Liverpool had 81 percent possession, 27 shots, and 13 corners. Burnley managed three shots, zero on target, and, as Dave Hendrick pointed out, a remarkable 0.00 xG over 96 minutes. “I don’t want to hear that Burnley were unlucky,” he said. “They never tried to win the game, they showed zero ambition. What they’ve done today is actually an insult to football.”
Despite the dominance, the performance did not impress. “We weren’t good,” Dave admitted. “But we haven’t been good in the previous three games either. Certainly not to the level we know this team is capable of.”
Still, Liverpool are four from four, sitting clear at the top of the Premier League. “We’ve beaten the team in second, we’ve beaten the team in fourth,” Dave continued. “We’ve been to St. James’s Park, and we’ve faced one of the worst displays of anti-football I can ever remember.”
Liverpool found their winner late, again. That pattern, according to the panel, says something important. “It is a sign of a team with an incredibly strong mentality that we’ve managed four late winners already this season,” said Dave. “It echoes the Alex Ferguson Manchester United teams, they always knew a chance would come.”
Trev Downey agreed, referencing a conversation with his Manchester United-supporting father. “We have become what you once were,” he told him. “It is more about a force of will, like the force of will that won that final league for Alex Ferguson.”
That belief, according to Karl Matchett, now exists on both sides of the pitch. “Our players still expect later on that they will get a chance and the opposition probably expect that too. It definitely weighs on them.”
Photo: IMAGO
While the results are flowing, questions remain about the system and several individuals. Trev posed what many Liverpool fans are thinking: “At some point we are going to have to acknowledge that the shape currently is not really working.”
Dave took aim at Cody Gakpo’s predictability. “He’s just so predictable,” he said. “He wants to cut inside and either shoot or float a cross to the back post. And every single one of his shots today got blocked. It just stymies our attack.”
Gakpo, he added, routinely ignores overlapping runs, isolates teammates, and offers little variety. “I’ve never been a proponent of Cody as our starting left winger,” he added. “The very best version of Cody is still substandard to the average version of Mo.”
Karl also questioned the lack of movement across the front line. “There was no movement in behind and very little trying to drag defenders around. That was the real big issue today.”
Injury to Alexis Mac Allister and the continued absence of Curtis Jones have limited Liverpool’s midfield options. The challenge now is whether Florian Wirtz can be effective in a central role and whether others like Ryan Gravenberch and Dominik Szoboszlai can step up.
Trev summarised the midfield situation grimly. “We’re operating with our best central midfielder on half power. He is not himself.”
Karl echoed the concern about the attack’s fluidity. “We haven’t really got a connection going in the forward line. No repeated patterns of play in the final third.”

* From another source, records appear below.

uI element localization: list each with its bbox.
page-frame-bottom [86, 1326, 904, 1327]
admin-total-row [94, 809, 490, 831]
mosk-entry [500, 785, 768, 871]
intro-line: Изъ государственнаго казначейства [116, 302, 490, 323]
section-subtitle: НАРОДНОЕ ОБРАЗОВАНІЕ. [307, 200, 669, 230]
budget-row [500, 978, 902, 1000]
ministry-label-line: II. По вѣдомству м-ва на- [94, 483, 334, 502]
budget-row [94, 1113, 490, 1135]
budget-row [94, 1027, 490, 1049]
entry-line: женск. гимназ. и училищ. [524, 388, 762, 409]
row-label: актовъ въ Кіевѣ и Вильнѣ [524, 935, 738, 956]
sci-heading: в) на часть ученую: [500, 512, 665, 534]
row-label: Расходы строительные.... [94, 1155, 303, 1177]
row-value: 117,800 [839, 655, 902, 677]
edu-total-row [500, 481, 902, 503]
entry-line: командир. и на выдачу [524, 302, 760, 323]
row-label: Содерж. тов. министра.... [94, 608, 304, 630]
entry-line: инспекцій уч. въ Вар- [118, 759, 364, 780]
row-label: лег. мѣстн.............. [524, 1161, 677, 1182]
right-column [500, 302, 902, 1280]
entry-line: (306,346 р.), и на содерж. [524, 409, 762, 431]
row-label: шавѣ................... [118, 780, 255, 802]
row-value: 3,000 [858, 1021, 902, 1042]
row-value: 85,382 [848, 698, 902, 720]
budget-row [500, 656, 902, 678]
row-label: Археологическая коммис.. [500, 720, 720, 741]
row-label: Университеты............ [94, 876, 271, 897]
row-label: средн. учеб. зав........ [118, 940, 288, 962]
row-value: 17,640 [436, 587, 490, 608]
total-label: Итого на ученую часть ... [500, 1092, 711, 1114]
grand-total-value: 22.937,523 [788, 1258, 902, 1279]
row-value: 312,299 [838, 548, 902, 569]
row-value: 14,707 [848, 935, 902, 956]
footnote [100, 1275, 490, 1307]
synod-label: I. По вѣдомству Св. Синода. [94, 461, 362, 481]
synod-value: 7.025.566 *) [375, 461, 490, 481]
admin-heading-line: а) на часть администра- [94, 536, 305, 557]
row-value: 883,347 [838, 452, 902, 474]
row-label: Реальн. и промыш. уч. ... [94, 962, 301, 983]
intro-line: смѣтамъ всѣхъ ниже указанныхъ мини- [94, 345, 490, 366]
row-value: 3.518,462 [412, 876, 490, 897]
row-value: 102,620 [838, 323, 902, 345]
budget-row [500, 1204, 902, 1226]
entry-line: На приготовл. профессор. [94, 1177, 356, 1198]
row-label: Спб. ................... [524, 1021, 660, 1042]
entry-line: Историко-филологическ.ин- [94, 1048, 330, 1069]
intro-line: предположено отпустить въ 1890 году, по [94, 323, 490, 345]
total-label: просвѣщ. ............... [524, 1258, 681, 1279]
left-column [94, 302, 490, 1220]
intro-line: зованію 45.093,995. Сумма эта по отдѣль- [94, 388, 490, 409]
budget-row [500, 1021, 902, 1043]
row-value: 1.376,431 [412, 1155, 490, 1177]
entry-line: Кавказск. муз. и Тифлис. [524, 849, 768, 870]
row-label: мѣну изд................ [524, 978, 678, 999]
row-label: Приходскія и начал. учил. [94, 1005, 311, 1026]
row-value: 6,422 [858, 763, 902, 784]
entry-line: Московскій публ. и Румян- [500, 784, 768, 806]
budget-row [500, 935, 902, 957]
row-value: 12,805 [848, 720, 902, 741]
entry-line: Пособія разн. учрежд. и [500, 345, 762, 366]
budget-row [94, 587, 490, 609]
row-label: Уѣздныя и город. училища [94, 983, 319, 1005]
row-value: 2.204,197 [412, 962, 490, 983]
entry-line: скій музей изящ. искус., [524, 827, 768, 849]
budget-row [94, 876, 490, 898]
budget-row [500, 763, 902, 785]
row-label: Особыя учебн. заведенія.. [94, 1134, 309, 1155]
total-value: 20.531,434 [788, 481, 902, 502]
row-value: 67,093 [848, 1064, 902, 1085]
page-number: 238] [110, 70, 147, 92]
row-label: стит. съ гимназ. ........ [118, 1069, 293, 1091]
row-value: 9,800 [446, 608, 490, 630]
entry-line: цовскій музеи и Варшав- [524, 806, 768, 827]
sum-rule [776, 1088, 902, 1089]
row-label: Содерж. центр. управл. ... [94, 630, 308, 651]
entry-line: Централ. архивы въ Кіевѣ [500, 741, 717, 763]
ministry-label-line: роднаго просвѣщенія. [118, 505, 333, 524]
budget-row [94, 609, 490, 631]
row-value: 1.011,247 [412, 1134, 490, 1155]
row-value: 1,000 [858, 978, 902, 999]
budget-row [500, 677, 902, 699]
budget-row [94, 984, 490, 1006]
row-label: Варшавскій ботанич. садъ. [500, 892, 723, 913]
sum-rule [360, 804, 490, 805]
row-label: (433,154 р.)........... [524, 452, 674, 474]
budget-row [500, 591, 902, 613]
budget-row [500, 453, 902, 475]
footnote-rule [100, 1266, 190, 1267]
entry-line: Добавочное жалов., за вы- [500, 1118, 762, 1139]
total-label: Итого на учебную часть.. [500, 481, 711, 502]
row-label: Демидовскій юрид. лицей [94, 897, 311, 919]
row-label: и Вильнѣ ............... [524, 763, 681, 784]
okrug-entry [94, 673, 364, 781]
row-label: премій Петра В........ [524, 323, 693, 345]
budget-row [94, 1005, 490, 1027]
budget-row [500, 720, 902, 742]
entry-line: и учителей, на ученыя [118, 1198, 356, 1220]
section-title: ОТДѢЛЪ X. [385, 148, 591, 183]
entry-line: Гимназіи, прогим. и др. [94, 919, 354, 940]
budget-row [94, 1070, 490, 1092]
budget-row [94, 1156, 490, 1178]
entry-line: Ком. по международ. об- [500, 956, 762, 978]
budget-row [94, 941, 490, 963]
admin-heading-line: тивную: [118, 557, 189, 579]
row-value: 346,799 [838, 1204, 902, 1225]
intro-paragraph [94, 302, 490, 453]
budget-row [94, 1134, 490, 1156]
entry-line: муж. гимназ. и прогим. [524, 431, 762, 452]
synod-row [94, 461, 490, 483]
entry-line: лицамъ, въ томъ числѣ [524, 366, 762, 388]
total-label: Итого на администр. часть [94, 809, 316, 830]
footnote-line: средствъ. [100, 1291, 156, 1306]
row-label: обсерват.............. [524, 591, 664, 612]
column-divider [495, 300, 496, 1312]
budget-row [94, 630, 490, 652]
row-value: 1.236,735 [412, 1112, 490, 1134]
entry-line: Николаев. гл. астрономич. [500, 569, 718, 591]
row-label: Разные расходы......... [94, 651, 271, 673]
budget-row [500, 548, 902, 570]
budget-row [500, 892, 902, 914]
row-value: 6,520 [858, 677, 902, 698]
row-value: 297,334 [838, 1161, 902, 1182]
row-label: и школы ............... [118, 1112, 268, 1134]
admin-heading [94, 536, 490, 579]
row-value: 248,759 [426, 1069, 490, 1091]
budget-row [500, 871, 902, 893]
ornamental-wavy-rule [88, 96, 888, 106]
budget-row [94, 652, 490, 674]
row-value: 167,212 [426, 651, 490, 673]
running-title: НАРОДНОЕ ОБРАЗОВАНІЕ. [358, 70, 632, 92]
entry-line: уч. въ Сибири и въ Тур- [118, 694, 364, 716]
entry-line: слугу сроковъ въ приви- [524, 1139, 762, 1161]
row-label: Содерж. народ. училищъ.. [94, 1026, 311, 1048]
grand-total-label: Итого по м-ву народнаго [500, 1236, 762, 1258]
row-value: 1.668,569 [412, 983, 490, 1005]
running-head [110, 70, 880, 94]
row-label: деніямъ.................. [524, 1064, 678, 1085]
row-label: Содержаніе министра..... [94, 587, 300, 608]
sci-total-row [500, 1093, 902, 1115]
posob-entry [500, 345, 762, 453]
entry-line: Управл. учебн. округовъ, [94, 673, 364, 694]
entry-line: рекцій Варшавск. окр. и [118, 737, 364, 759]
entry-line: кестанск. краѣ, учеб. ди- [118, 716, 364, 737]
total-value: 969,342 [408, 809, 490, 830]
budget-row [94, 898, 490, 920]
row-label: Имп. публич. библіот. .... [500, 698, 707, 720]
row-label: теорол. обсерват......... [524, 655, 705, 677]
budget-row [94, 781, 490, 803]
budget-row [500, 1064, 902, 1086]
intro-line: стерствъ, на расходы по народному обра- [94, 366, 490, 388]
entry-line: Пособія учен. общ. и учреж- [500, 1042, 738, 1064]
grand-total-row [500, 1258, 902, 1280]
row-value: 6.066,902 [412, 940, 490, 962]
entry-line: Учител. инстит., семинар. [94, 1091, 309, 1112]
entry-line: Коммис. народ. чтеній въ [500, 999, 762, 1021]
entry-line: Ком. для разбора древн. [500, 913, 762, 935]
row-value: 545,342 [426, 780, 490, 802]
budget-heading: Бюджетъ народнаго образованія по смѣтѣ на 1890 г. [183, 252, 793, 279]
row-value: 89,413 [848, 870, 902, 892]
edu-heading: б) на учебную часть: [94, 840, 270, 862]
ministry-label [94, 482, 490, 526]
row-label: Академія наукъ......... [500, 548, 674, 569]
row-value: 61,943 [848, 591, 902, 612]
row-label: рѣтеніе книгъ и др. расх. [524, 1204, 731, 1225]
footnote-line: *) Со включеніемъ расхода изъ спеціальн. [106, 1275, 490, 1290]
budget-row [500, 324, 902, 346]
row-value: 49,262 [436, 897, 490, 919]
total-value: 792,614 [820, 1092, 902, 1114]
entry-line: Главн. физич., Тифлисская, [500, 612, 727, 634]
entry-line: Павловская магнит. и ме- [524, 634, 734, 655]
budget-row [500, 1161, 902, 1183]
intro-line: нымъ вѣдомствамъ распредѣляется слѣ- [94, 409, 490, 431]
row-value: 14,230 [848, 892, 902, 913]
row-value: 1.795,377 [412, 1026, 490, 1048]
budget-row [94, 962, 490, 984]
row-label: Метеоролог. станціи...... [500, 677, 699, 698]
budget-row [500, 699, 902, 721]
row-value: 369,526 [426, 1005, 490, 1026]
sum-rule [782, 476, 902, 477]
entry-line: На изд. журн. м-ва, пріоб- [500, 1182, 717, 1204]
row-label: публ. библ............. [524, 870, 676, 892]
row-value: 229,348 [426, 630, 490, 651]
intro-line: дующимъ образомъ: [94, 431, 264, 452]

The numbers backed that up. Liverpool’s xG was over 2, but as Karl put it, “It’s the xG fallacy, a number of crap chances all add up.”
Photo: IMAGO
As for Burnley, there was no sympathy from the panel. “That ambition-free football is kind of hard on the system,” said Trev. “They literally played to do nothing else other than try and stop the other team scoring.”
Karl was blunt. “If you play this way for the entire game, you get exactly what you deserve. You end up losing because you literally played to not win.”
Dave agreed and had no time for the complaints. “We’ll have the cry-arsing of course, but you can tell by Hannibal’s reaction he knows he’s done a stupid and given away a penalty. It’s as blatant as you’ll ever see.”
So, four games in, four wins. A perfect start in the Premier League. But not a perfect team.
As Dave summed up, “Four wins from four is the only thing that matters, and it will continue to get better. These players are too good to continue to play as poorly as they have.”
Trev’s closing line nailed it. “All about gathering cups in May, as us old-timers used to say.”